The escape in Gran Vía
In April 2014, Esperanza Aguirre left her car in the lane of Madrid’s Gran Vía reserved for buses while she took money from an ATM. Several agents of the Municipal Police criticized her attitude and went to fine her when she started and drove away, at that moment throwing the motorcycle of one of the policemen to the ground. “You are going after me because I am famous,” she told the agents according to the complaint they themselves filed.
The leak went around the Madrid courts many times before ending up in the final file. A court understood that the former Madrid president did not know that she was being persecuted by the Police and that she, therefore, could not be incriminated, but the Provincial Court ordered that the case be processed as a misdemeanor trial. Along the way, the Transparency and Justice association linked to the retired commissioner José Manuel Villarejo brought public accusation and maintained contacts with her to limit the shock wave of the case.
The result was a file due to the effects of the judicial reform promoted by the PP in 2015, one year after the incident. The changes introduced in the Penal Code by the Government of Mariano Rajoy decriminalized the offenses and the case against Aguirre, therefore, was outside the capacity of action of Justice.
There is another case that is in the investigation phase and whose future is not foreseeable.
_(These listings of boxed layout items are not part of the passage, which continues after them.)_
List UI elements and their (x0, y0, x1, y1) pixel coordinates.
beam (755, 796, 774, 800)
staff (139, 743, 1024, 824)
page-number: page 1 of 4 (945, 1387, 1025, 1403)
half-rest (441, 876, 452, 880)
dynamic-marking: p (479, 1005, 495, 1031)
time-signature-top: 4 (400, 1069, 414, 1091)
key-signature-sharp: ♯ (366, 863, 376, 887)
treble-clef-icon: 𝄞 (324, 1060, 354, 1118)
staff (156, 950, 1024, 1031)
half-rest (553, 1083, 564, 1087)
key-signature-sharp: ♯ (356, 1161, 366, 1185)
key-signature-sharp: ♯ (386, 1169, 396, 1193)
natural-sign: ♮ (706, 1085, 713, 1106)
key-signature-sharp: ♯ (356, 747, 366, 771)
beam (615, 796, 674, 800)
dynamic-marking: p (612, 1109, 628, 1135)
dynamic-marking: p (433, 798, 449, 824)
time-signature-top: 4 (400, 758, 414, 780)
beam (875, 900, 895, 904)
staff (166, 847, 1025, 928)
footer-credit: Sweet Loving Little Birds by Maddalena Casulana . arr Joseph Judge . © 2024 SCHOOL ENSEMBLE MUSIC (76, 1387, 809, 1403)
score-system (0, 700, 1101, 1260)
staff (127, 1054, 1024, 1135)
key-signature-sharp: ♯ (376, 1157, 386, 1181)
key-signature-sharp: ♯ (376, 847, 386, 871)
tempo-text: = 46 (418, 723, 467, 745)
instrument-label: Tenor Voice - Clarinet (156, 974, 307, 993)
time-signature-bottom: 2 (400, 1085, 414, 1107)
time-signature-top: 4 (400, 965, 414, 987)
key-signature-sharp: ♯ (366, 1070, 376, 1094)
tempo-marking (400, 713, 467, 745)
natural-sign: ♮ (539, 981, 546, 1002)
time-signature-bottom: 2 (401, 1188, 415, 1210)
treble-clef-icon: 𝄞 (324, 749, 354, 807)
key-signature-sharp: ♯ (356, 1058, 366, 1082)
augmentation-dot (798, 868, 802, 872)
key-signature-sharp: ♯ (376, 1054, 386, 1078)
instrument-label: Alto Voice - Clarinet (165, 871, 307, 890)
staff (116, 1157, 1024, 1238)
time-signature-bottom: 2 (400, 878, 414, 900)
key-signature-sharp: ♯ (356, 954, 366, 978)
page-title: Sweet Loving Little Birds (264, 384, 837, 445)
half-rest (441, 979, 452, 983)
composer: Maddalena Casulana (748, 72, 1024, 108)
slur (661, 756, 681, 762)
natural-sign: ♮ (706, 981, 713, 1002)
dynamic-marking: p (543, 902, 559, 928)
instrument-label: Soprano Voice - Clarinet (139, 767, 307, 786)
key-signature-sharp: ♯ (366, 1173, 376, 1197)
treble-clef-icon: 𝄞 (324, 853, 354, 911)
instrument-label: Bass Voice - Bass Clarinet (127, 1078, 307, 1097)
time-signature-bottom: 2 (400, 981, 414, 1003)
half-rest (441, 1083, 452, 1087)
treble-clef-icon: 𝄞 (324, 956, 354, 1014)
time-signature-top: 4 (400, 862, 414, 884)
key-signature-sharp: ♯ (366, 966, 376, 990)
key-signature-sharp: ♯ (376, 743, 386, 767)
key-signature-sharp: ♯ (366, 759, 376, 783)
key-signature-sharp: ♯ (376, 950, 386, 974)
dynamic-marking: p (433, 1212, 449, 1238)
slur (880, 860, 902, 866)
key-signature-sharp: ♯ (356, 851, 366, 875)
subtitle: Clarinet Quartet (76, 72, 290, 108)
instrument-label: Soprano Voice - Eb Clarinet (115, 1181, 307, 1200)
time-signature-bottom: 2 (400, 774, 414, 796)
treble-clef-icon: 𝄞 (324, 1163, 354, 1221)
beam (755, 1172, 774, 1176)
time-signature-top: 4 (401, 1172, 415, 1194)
As reported by elDiario.es, a court in the Plaza de Castilla in Madrid is investigating the sale of a Goya painting by the former president’s husband, accused by his brother of simulating the donation of the painting and not distributing the money he obtained afterwards. . The investigating judge decided to file the case even before the challenge presented by the plaintiff, Aguirre’s brother-in-law, was resolved, but the Madrid Provincial Court ordered the reopening and focused precisely on the magistrate’s actions.
It is a case in which the Prosecutor’s Office appreciates indications of tax crime in the sale of the work of art, but for now the investigating judge has rejected this possibility, alluding to the fact that there are no reports from the Tax Agency that point in that direction and rejecting a “prospective investigation” into the husband of the former president of the Community of Madrid. Her file order, now revoked, exonerated Esperanza Aguirre and denied that the regulations for the protection of artistic heritage had been violated. “It is completely unfounded,” she said in that order, because the alleged influence in relation to her husband’s painting “is incompatible with the necessary processing required by any rule and the prior delegation required in terms of legislative decrees.”